Jesús, seguramente cuando eras niño aprendiste de memoria aquello del Éxodo (31,15): «El día séptimo será para vosotros día de descanso completo, consagrado a Yahveh»; teníais que descansar todos, hombres y animales, libres y siervos, en ese día que precisamente se llamaba así (sábado = descanso). Tal vez fue san José quien te explicó el primer porqué de esa norma: para imitar al Dios creador que, al concluir los seis días de la creación, descansó (Gn 2,1-3). Nadie como tú entendió ese “descanso”, porque lo habías gustado en tu vida trinitaria. 

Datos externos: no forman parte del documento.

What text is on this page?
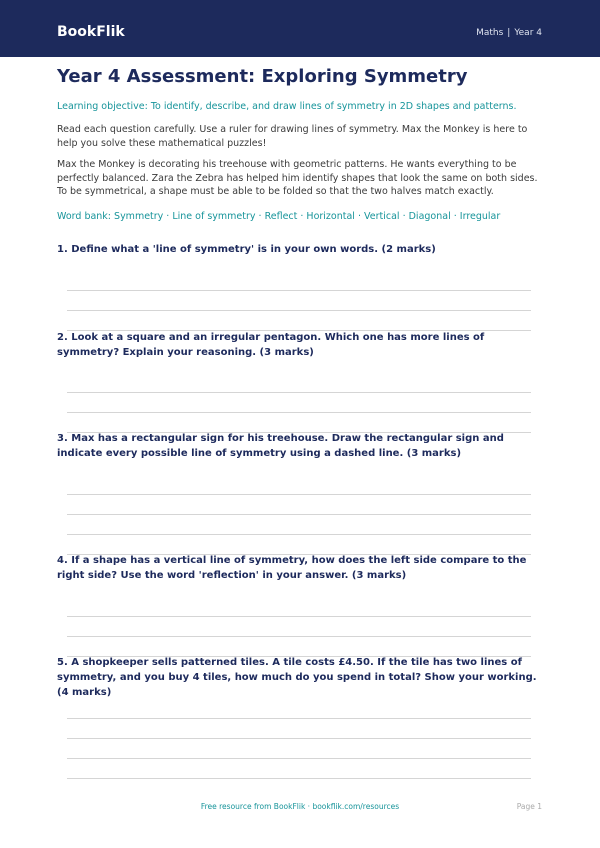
BookFlik	Maths | Year 4
Year 4 Assessment: Exploring Symmetry
Learning objective: To identify, describe, and draw lines of symmetry in 2D shapes and patterns.
Read each question carefully. Use a ruler for drawing lines of symmetry. Max the Monkey is here to help you solve these mathematical puzzles!
Max the Monkey is decorating his treehouse with geometric patterns. He wants everything to be perfectly balanced. Zara the Zebra has helped him identify shapes that look the same on both sides. To be symmetrical, a shape must be able to be folded so that the two halves match exactly.
Word bank: Symmetry · Line of symmetry · Reflect · Horizontal · Vertical · Diagonal · Irregular
1. Define what a 'line of symmetry' is in your own words. (2 marks)
2. Look at a square and an irregular pentagon. Which one has more lines of symmetry? Explain your reasoning. (3 marks)
3. Max has a rectangular sign for his treehouse. Draw the rectangular sign and indicate every possible line of symmetry using a dashed line. (3 marks)
4. If a shape has a vertical line of symmetry, how does the left side compare to the right side? Use the word 'reflection' in your answer. (3 marks)
5. A shopkeeper sells patterned tiles. A tile costs £4.50. If the tile has two lines of symmetry, and you buy 4 tiles, how much do you spend in total? Show your working. (4 marks)
Free resource from BookFlik · bookflik.com/resources	Page 1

Pero los hombres somos como somos y, a poco de empezar la aventura humana, nos atrevimos a estropear con el pecado la belleza de la creación, y vuestro descanso divino. ¡De nuevo teníais que poneros a trabajar! En el seno de la Trinidad, en la calma imperturbable de Dios, la misericordia os hizo recomenzar la tarea: preparar amorosamente la nueva creación, la regeneración de los hijos pródigos, nuestra vuelta al hogar. Así que, ¡se acabó el descanso que no sirva para redimir! En sábado hay que trabajar haciendo el bien, que también salvar vidas y romper cadenas es descansar (cf. Mc 3,4; Lc 13,15-16).

 

  1. Del pago de nuestro rescate, mucho más importante que la liberación del dominio del faraón egipcio, te encargaste particularmente tú. En la cumbre de los siglos llegó un sábado que nosotros llamamos santo. «Era gran fiesta aquel sábado», escribió san Juan (19,31), para explicarnos por qué los jefes religiosos de tu pueblo estaban poniéndose nerviosos: les quemaba el escrúpulo de cumplir la voluntad de Dios, tal como leían en Dt 21,22-23: tu cuerpo aún pendía de la cruz, y no podía quedar allí porque era «una maldición de Dios» (!), una mancha en la tierra que Yahvé tu Dios te da en herencia. Menudo problema de conciencia para aquellos hombres, que no podrían celebrar la Pascua mientras no se borrara aquella mancha. (Perdona, Jesús, ¡estorbabas! Como ahora en tantos sitios…).

 

III. Pero no podías descansar, ni siquiera en aquel sábado. ¿Qué hiciste en el día séptimo más solemne de la historia? Descendiste a «los infiernos», al lugar de los muertos, como proclamamos los creyentes; lo cual dice, si no se me enfada algún teólogo:

—el realismo de tu muerte: de verdad entraste en «la morada de los muertos»;

—la grandeza de tu victoria: vencido por la muerte, la venciste tú a ella;

—la reconciliación conseguida con tu lucha: cielo, tierra, abismo, te están para siempre sometidos; descendiste al abismo como Salvador, y obligaste a la morada de los muertos a restituirte las almas de los justos que habían de tomar parte en tu cortejo triunfal.

 

  1. Desde entonces los cristianos del principio respetaron ese paréntesis misterioso del sábado santo, pero empezaron a celebrar el «día octavo» como sábado eterno, por ser el día de tu resurrección. Casi podemos decir que en ese día octavo empezó todo. Pero para llegar a él tuviste que pasar el Sábado Santo. Así nosotros. Es nuestro entretiempo, el día de la paz después del llanto (no lloramos tu cuerpo triturado en el Viernes) y de la paciencia que espera (no cantamos aún el aleluya del Domingo). Con la Madre, que en aquel sábado era toda la Iglesia, todo lo que había de fe y esperanza, quiero aprender el valor de la paciencia, virtud tan necesaria, aunque entre nosotros tenga ahora tan mala prensa.